Ad vitam æternam,
De l'homme soigné à l'homme augmenté

À jamais pour toujours
Ad vitam aeternam, à jamais pour toujours, le titre de cette cinquième édition de la Recherche de l’art est posé comme une hypothèse triple. En premier lieu, à l’heure où chaque innovation est présentée comme une nouveauté et une rupture, on oublie trop souvent qu’une invention s’inscrit dans une longue continuité historique et dans la constance laborieuse de la recherche. Puis, Ad vitam aeternam, pour décrire les limites sans cesse repoussées d’un corps soumis aux affres de la maladie et de l’accident. Et enfin, Ad vitam aeternam pour le lien étroit entre l’art et la science et la parenté de leurs modes opératoires : les artistes sont des chercheurs qui comme eux ont pour mandat de donner à voir et à saisir un monde transformé.

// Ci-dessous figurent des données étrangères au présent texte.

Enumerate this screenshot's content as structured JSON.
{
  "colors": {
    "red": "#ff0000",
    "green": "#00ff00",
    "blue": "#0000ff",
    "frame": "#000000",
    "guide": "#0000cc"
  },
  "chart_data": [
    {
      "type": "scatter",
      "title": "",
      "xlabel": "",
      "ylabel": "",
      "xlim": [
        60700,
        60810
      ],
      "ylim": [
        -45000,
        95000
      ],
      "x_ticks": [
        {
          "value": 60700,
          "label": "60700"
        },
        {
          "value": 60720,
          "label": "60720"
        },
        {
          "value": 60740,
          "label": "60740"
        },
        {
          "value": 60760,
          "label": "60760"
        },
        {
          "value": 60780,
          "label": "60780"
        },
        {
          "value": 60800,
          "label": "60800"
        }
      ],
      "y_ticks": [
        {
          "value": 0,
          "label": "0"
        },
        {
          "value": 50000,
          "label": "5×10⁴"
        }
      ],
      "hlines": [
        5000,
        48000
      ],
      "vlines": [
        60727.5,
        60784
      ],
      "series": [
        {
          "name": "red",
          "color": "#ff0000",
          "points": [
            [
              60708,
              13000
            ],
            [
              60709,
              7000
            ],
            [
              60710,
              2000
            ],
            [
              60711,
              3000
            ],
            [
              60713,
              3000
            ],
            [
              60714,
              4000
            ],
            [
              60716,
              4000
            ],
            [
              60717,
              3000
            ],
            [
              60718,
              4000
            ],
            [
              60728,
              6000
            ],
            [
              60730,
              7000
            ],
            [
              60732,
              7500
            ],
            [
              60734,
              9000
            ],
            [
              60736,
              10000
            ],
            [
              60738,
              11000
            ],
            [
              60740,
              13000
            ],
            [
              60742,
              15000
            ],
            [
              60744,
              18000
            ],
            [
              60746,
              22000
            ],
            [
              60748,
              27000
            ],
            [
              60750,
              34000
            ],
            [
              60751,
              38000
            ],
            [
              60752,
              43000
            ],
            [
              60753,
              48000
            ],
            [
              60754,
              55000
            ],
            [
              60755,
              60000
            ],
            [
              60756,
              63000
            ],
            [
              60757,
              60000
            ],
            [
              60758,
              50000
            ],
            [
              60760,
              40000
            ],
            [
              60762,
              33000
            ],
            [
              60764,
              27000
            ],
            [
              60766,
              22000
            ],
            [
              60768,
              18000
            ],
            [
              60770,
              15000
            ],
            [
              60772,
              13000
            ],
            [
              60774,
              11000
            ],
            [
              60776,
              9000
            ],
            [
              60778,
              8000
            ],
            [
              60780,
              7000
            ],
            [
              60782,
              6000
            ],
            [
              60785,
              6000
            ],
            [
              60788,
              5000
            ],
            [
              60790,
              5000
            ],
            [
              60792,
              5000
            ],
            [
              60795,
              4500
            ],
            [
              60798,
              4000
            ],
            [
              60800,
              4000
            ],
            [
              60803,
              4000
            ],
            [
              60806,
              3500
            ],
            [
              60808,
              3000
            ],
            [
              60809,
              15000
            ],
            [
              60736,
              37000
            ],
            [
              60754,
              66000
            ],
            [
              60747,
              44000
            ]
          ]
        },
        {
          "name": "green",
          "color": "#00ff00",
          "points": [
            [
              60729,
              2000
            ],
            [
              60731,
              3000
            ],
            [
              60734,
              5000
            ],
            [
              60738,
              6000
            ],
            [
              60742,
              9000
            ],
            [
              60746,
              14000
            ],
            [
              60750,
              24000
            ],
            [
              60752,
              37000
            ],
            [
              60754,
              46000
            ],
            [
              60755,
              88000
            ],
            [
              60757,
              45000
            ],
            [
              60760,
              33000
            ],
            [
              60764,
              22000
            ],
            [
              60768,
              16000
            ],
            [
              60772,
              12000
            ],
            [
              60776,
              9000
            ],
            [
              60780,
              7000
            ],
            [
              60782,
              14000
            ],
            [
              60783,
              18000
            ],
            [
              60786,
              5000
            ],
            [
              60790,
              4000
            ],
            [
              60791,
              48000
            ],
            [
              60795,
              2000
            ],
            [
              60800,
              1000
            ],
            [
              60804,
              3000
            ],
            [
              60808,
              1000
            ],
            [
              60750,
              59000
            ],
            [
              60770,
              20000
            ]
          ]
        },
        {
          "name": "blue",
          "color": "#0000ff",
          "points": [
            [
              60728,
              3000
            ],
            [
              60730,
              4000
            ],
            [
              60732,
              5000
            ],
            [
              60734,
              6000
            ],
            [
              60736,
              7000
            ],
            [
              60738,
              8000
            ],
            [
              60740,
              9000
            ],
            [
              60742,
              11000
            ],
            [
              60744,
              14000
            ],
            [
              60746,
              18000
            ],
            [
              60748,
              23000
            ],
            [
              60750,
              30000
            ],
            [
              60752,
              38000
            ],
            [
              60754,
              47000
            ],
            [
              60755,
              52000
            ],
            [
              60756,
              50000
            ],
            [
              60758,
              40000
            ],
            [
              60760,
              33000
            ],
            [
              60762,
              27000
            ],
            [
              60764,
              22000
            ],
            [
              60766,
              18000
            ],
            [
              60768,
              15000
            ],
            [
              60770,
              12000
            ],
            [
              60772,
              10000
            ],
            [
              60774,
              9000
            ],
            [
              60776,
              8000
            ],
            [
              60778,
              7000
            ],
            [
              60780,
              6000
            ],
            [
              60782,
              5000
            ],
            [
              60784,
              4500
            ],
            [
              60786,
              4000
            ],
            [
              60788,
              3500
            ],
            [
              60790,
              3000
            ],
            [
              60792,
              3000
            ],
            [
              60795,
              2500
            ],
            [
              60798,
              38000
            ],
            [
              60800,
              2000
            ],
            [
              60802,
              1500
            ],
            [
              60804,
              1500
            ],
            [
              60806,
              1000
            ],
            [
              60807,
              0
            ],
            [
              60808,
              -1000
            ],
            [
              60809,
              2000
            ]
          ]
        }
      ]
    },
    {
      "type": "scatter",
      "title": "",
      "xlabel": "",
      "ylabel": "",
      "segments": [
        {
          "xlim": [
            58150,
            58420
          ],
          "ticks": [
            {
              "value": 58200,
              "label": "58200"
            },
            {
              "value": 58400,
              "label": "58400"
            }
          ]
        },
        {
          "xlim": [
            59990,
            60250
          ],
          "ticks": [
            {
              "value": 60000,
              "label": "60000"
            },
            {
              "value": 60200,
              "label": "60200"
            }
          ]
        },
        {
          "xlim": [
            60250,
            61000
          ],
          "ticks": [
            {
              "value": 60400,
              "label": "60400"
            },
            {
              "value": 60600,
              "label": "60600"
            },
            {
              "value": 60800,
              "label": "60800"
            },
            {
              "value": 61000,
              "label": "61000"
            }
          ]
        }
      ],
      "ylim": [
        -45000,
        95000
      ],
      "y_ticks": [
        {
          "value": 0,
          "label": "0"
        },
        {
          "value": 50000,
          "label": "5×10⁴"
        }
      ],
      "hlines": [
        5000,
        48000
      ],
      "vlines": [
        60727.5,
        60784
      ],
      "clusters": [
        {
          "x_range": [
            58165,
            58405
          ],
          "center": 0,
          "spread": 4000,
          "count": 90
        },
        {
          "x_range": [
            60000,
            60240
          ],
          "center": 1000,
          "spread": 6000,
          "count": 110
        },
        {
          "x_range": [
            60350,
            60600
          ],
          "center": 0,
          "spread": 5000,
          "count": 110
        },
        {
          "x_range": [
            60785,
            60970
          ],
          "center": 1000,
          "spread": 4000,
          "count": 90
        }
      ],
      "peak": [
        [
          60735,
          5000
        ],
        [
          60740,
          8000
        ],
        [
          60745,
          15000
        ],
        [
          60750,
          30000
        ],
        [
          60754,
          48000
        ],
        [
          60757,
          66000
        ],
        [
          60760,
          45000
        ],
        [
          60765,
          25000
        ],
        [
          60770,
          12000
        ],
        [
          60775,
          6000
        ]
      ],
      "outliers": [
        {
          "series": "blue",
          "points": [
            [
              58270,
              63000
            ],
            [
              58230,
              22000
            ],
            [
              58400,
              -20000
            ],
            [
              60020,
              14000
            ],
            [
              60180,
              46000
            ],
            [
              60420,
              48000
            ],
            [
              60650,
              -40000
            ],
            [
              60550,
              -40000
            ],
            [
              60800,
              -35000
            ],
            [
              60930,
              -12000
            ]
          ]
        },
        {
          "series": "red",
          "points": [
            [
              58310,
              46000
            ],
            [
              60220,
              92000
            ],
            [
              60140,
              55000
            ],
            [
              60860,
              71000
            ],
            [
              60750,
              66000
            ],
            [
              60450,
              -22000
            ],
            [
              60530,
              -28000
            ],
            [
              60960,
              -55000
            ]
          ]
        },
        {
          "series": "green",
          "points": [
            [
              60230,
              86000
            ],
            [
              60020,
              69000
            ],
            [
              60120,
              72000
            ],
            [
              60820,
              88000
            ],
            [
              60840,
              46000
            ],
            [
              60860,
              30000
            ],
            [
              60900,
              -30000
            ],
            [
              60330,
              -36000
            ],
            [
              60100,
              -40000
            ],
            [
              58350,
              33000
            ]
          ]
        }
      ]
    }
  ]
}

À l’heure où la technologie permet d’imprimer des organes en 3D et de fabriquer des prothèses qui parfois augmentent les performances de l’individu, les limites corps et machines se floutent.
Ainsi, pour la série photographique La Boite à outils, Mathilde Moignard a rencontré l’équipe AGATHE du laboratoire ISIR de Paris qui œuvre à une amélioration de la relation entre le corps et la prothèse. Dans les images, des chercheurs élaborent des prothèses afin de réparer l’individu tandis qu’en regard, des photographies de patients témoignent de la tension entre le corps et l’appareillage, la nécessité vitale de celui-ci en même temps que son altérité intrinsèque. En résidence au sein de l'Institut des neurosciences des systèmes (groupe Physiologie et physiopathologie des réseaux neuronaux) situé à Marseille, Vivien Ayroles travaille sur l’histoire de la représentation de l’épilepsie au moyen de la vidéo. L’état épileptique est symbolisé par la violence latente des vagues méditerranéennes, contrastant avec la crise meurtrière du héros mythologique dans la pièce Héraclès furieux d’Euripide.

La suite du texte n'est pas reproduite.